Tyler was with us from 2013 to 2017, first as a Pringleton post-doc and later as a TNC NatureNet Fellow. He left Princeton to join the faculty at Brown University as an Assistant Professor in the Department of Ecology & Evolutionary Biology and a Fellow in the Institute at Brown for Environment & Society. Tyler built the Pringleton molecular lab from the ground up and led our first forays into DNA metabarcoding; we still work with him on projects in Kenya. [Website]

Ryan Long

Former post-doc Ryan Long (2013-2014) is now an Assistant Professor at the University of Idaho!
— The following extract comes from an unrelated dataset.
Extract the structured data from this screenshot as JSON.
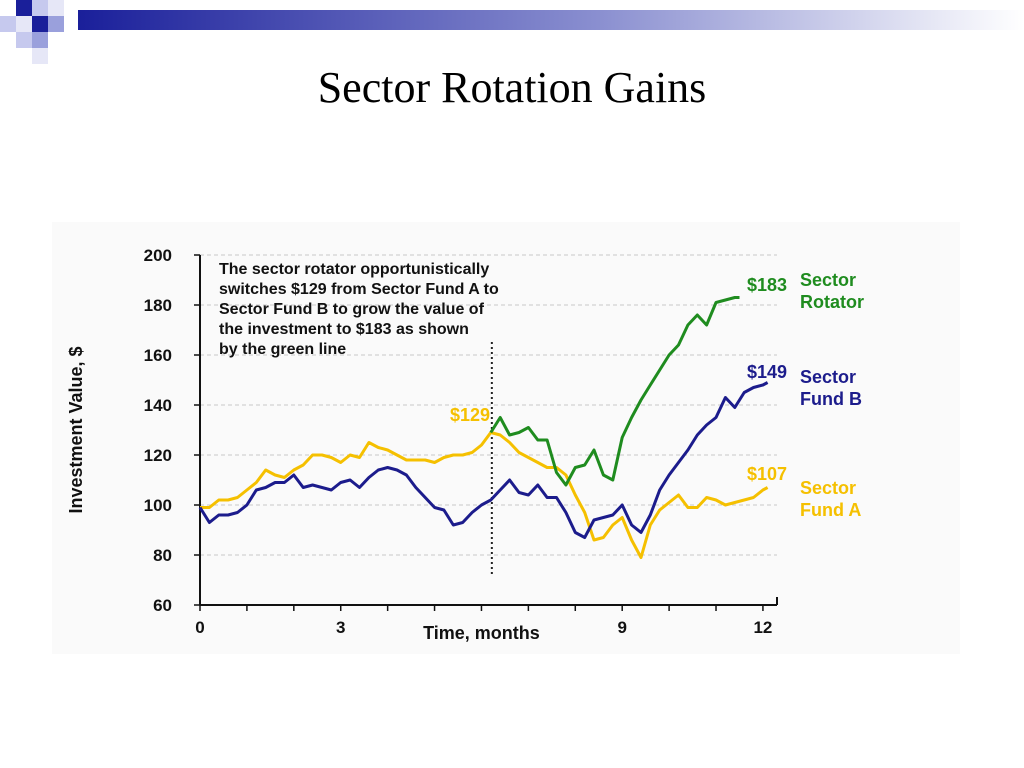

We have yet to meet his match in terms of expertise in mammalian physiological ecology, movement ecology, and their interface. We continue to collaborate with Ryan on a long-term NSF-funded study on the ecology, behavior, and energetics of spiral-horned antelopes (that’s bushbuck, nyala, and kudu for you big-mammal noobs) in Gorongosa National Park, Mozambique. [Website]

Patty Chen

Former Lab Manager Patty Chen (2013-2015) has moved on to post-baccalaureate studies at Columbia University and is conducting clinical research at New York-Presbyterian Hospital. She was a fantastic lab manager and a key contributor to several papers. She is going to be a life-saving physician someday soon, and we were very fortunate to have her in our orbit for a few years.